Security evasion tools designed to help VECT avoid detection were built and compiled into the software, but are never actually activated. Any security researcher can run VECT today with no evasive response from the malware itself.

These are not minor oversights. They are the kinds of errors that basic testing would catch, and they suggest a group that has prioritized the appearance of a professional operation over building one.

There is also evidence suggesting VECT may be built on a leaked ransomware codebase from before 2022, rather than written from scratch as the group claims. A telling indicator is an unusual geofencing choice: VECT’s software is configured to avoid attacking targets in Ukraine, a country that most Russian-speaking ransomware groups stopped protecting after the 2022 war. Retaining that exclusion points to code inherited from an older source, not a deliberate ideological stance by the current operators.

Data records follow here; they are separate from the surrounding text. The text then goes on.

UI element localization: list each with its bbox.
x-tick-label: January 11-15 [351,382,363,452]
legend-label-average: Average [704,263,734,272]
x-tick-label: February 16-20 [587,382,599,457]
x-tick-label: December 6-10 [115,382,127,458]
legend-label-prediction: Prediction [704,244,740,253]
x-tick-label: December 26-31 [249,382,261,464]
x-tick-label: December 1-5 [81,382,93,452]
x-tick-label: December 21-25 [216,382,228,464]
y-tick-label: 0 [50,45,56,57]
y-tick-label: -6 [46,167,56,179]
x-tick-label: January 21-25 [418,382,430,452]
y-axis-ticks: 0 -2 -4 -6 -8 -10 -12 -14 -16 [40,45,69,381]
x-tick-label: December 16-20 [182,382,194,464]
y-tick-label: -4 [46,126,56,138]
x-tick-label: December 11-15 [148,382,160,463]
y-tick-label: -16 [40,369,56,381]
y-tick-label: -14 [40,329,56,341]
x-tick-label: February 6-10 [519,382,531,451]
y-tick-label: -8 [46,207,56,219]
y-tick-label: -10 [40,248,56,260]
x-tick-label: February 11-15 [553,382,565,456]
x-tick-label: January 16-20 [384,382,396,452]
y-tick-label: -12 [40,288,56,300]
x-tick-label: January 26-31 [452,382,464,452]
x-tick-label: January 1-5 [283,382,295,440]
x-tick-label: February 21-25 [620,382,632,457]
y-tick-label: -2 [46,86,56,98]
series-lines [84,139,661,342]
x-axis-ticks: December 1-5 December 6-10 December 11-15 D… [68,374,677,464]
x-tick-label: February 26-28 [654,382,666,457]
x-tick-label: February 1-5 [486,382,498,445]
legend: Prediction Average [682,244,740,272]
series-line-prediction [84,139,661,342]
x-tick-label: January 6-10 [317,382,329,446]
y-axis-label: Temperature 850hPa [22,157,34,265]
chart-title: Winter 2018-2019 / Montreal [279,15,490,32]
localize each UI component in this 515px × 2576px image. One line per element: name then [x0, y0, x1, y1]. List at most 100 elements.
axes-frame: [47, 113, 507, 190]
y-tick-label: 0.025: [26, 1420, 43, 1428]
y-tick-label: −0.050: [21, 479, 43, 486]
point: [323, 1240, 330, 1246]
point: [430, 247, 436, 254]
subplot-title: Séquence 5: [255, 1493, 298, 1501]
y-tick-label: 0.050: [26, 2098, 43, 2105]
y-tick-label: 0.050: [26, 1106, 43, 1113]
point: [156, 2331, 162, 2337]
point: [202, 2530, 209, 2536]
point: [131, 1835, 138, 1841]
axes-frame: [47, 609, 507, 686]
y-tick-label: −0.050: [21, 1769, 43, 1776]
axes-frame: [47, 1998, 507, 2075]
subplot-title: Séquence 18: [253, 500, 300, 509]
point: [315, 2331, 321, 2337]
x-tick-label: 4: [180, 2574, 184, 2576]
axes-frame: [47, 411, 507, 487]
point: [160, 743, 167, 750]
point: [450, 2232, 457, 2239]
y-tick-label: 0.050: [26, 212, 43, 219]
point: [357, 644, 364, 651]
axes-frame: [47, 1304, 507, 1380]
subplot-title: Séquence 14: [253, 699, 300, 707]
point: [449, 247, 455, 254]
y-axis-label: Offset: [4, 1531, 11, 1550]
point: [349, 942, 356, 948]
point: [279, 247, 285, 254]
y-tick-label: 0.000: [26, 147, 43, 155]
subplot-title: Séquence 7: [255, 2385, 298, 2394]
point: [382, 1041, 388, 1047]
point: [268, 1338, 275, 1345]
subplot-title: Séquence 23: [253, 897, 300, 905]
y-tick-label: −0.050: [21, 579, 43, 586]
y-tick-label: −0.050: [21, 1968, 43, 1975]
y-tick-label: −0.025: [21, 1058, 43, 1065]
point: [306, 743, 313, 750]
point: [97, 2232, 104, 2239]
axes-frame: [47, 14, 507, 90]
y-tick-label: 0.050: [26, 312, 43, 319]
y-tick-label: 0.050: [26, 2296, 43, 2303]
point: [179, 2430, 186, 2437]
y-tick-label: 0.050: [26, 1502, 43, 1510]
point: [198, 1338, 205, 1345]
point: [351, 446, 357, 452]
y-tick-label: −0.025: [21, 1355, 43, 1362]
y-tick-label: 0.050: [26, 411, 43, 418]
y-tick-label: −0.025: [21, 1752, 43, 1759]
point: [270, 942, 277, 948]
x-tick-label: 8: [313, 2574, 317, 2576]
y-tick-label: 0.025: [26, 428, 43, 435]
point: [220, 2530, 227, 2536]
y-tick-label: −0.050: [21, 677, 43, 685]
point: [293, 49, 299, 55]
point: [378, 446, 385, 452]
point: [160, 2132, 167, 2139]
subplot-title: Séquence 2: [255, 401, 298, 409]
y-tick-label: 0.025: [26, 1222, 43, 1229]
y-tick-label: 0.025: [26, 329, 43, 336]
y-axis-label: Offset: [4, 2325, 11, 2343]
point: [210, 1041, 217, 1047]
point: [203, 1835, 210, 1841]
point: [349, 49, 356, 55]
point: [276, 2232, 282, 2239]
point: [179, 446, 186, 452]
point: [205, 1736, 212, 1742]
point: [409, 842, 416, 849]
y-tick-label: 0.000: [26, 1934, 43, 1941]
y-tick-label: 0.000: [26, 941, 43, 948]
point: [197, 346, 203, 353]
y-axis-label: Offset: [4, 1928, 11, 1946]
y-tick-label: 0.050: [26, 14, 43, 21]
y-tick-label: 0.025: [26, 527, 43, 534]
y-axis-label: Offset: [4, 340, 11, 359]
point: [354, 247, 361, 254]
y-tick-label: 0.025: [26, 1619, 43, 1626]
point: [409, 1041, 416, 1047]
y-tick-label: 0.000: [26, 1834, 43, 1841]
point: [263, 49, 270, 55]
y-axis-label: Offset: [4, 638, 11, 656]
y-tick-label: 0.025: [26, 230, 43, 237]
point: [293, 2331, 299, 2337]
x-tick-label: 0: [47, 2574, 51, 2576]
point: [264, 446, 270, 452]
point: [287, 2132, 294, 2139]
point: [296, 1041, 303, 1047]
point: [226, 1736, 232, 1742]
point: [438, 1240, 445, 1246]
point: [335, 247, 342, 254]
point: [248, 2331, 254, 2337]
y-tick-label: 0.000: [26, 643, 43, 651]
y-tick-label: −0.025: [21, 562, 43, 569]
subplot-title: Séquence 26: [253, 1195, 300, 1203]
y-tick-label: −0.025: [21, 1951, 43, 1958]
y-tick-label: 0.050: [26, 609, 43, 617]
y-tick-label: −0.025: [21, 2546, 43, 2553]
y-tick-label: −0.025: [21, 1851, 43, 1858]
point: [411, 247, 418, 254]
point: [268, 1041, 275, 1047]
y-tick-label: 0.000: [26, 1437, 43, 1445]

What this means for your organization

If you’ve been hit:

Do not pay. For large files, which includes the vast majority of business-critical data, there is no functional decryptor and there never will be. Paying transfers money to criminals and returns nothing. Focus on recovery from clean backups and engage your incident response team immediately.

If you haven’t been hit:

VECT’s current limitations do not make it harmless. Data can still be exfiltrated before encryption runs. Systems still go down. And the flaws identified are correctable; a future version that fixes them, distributed through the same network that already has thousands of affiliates, would be significantly more dangerous. This group is worth watching.

Organizations with exposure to the recent TeamPCP supply-chain attacks, which targeted widely used developer tools including Trivy, KICS, LiteLLM, and Telnyx, should treat credential rotation as an immediate priority.


Eli Smadja is Group Manager at Check Point Research.